Diesen Maßstab hat das Amtsgericht beachtet. Es hat das eingesetzte Messverfahren und die gefahrene Geschwindigkeit abzüglich der Toleranz von 3 km/h - hier: 92 km/h statt der zulässigen Geschwindigkeit von 60 km/h - mitgeteilt (UA S. 5). Soweit die Betroffene in ihrer Rechtsbeschwerdebegründung und in dem Schriftsatz der Verteidigung vom 6. November 2018 das Vorliegen einer Messung mit einem standardisierten Messverfahren in Frage stellt, ersetzt sie im Rahmen ihrer Sachrüge lediglich - unter Heranziehung urteilsfremder Tatsachen - in unzulässiger Weise (vgl. BGHSt 26, 56, 62) die Beweiswürdigung des Amtsgerichts durch ihre eigene. Sie verkennt, dass die Beweiswürdigung allein dem Tatrichter obliegt und vom Rechtsbeschwerdegericht nur auf Widersprüche, Unklarheiten und Verstöße gegen die Denkgesetze oder gesicherte Erfahrungssätze überprüft werden kann. Derartige Mängel deckt die Rechtsbeschwerde nicht auf.

b) Ebenso wenig dringt die Betroffene mit ihrer Auffassung durch, das angefochtene Urteil sei hinsichtlich der festgestellten Tatsachen zur Begründung einer vorsätzlichen Tatbegehung lückenhaft. Die Annahme des Amtsgerichts, die Betroffene habe die Geschwindigkeitsüberschreitung vorsätzlich begangen, ist revisionsrechtlich nicht zu beanstanden.

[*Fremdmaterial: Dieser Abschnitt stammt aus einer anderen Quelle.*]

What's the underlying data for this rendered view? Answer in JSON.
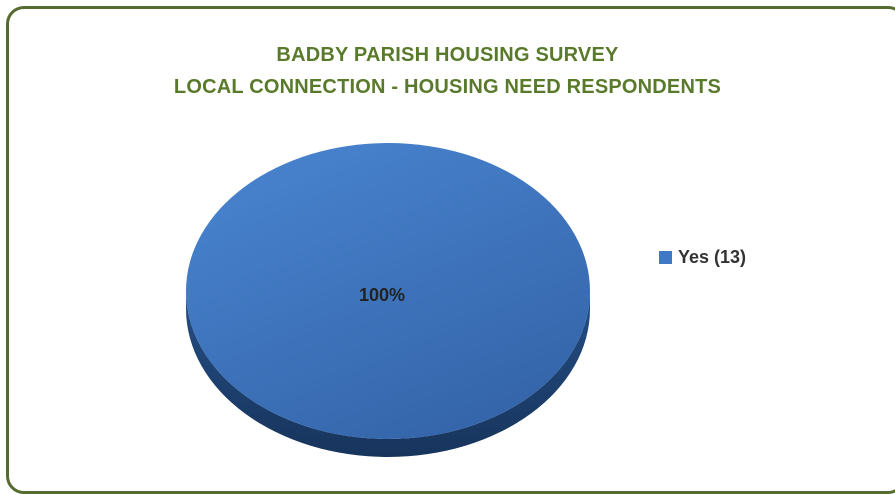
{
  "chart_data": {
    "type": "pie",
    "title_line1": "BADBY PARISH HOUSING SURVEY",
    "title_line2": "LOCAL CONNECTION - HOUSING NEED RESPONDENTS",
    "slices": [
      {
        "legend": "Yes (13)",
        "value": 13,
        "percent_label": "100%",
        "color": "#3f78c4"
      }
    ],
    "legend_position": "right",
    "style": "3d"
  }
}
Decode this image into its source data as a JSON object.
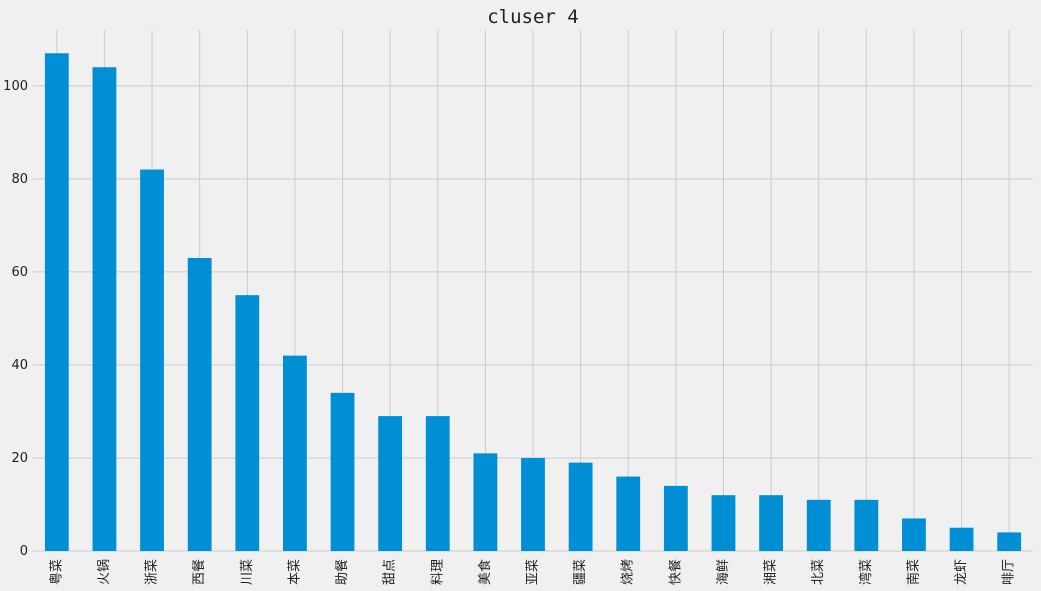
{
  "chart_data": {
    "type": "bar",
    "title": "cluser 4",
    "xlabel": "",
    "ylabel": "",
    "categories": [
      "粤菜",
      "火锅",
      "浙菜",
      "西餐",
      "川菜",
      "本菜",
      "助餐",
      "甜点",
      "料理",
      "美食",
      "亚菜",
      "疆菜",
      "烧烤",
      "快餐",
      "海鲜",
      "湘菜",
      "北菜",
      "湾菜",
      "南菜",
      "龙虾",
      "啡厅"
    ],
    "values": [
      107,
      104,
      82,
      63,
      55,
      42,
      34,
      29,
      29,
      21,
      20,
      19,
      16,
      14,
      12,
      12,
      11,
      11,
      7,
      5,
      4
    ],
    "ylim": [
      0,
      112
    ],
    "yticks": [
      0,
      20,
      40,
      60,
      80,
      100
    ],
    "grid": true,
    "colors": {
      "bar": "#008fd5",
      "background": "#f0f0f0",
      "grid": "#cbcbcb"
    }
  }
}
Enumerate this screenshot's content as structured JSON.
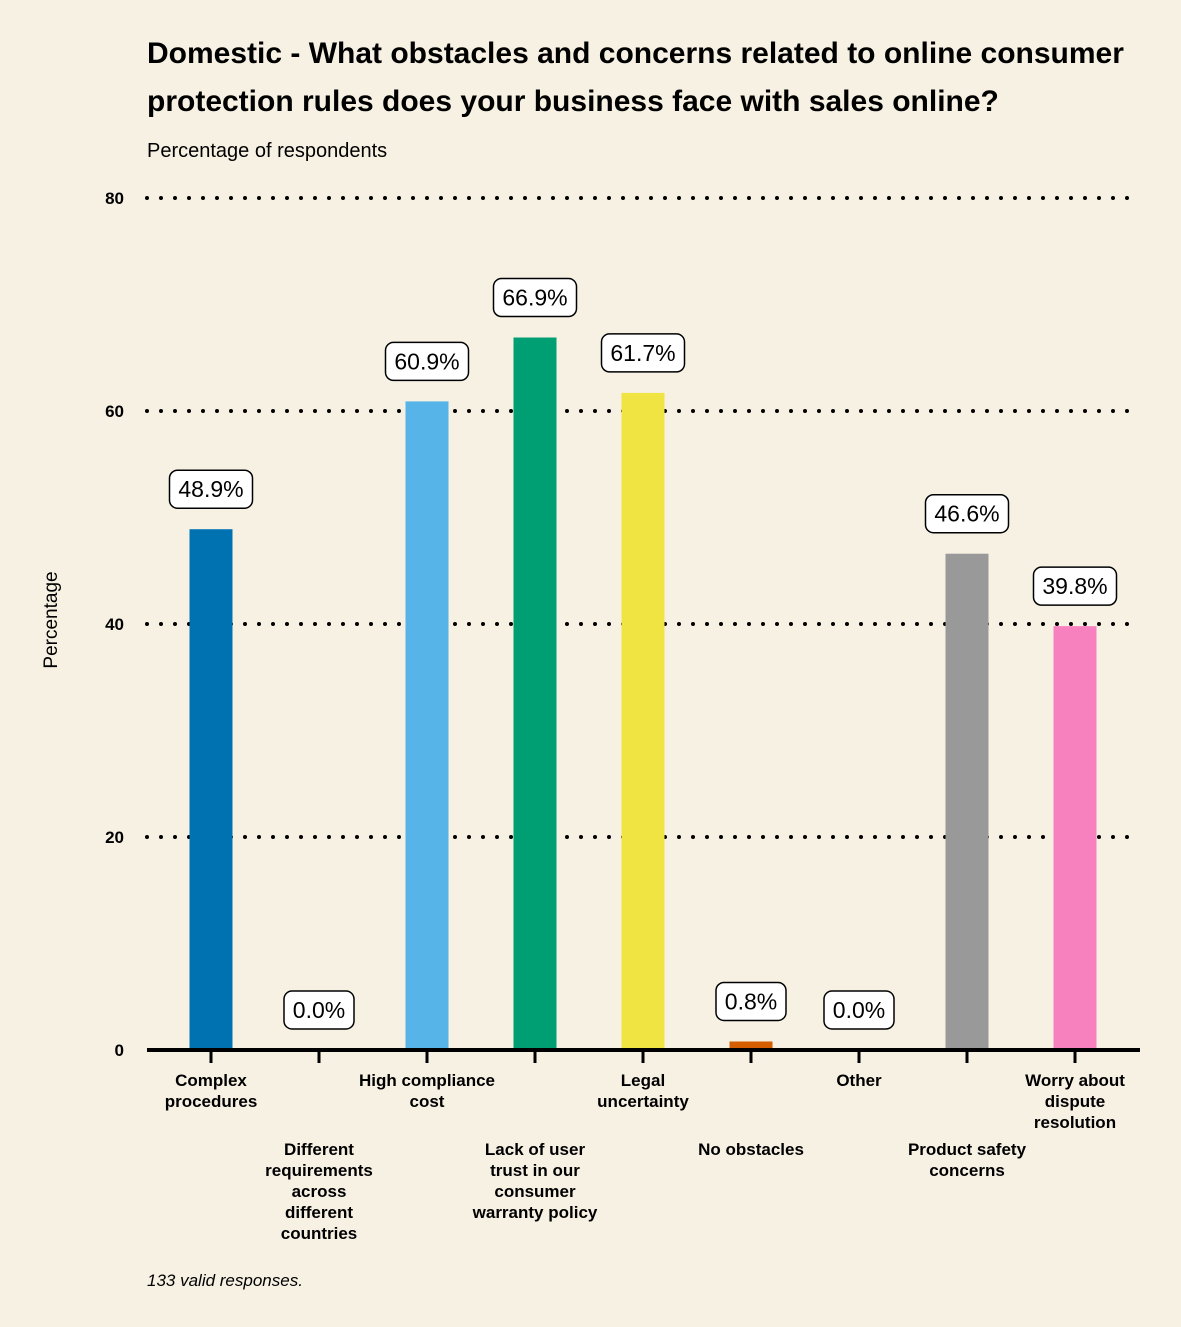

Bei einer Geschwindigkeitsüberschreitung handelt vorsätzlich, wer die Geschwindigkeitsbeschränkung kannte und bewusst dagegen verstoßen hat (vgl. Senat, Beschluss vom 25. März 2015 - 3 Ws (B) 19/15 -; OLG Bamberg, Beschluss vom 26. April 2013 - 2 Ss OWi 349/13 -, Rn. 20, juris). Ausdrücklicher Feststellungen dazu, dass die Rechtsbeschwerdeführerin das die zulässige Höchstgeschwindigkeit auf 60 km/h begrenzende Zeichen 274 bemerkt hat, bedurfte es nicht. Denn es ist grundsätzlich davon auszugehen, dass Verkehrsteilnehmer geschwindigkeitsbeschränkende Vorschriftszeichen, welche ordnungsgemäß aufgestellt sind, auch wahrnehmen (vgl. BGHSt 43, 241, 250 f.; OLG Koblenz, Beschluss vom 17. Juli 2018 - 1 OWi 6 SsBs 19/18 - juris m.w.N.). Von dem Regelfall, dass der Betroffene die Anordnung einer Geschwindigkeitsbeschränkung wahrgenommen hat, dürfen die Bußgeldstellen und Gerichte grundsätzlich ausgehen. Die Möglichkeit, dass der beschuldigte Verkehrsteilnehmer das die Beschränkung anordnende Vorschriftszeichen übersehen hat, brauchen sie nur dann in Rechnung zu stellen, wenn sich hierfür Anhaltspunkte ergeben oder der Betroffene dies im Verfahren einwendet (vgl. BGH a.a.O; Senat, Beschluss vom 13. Dezember 2017 - 3 Ws (B) 325/17 -). Dass derartiges von der Betroffenen geltend gemacht worden ist, teilen die Gründe des angefochtenen Urteils nicht mit. Soweit die Betroffene in ihrer Begründung der Rechtsbeschwerde vorträgt, sie sei ihres Erachtens nicht auf der Autobahn gefahren, handelt es sich dabei um eine für das Rechtsbeschwerdegericht unbeachtliche urteilsfremde Tatsache.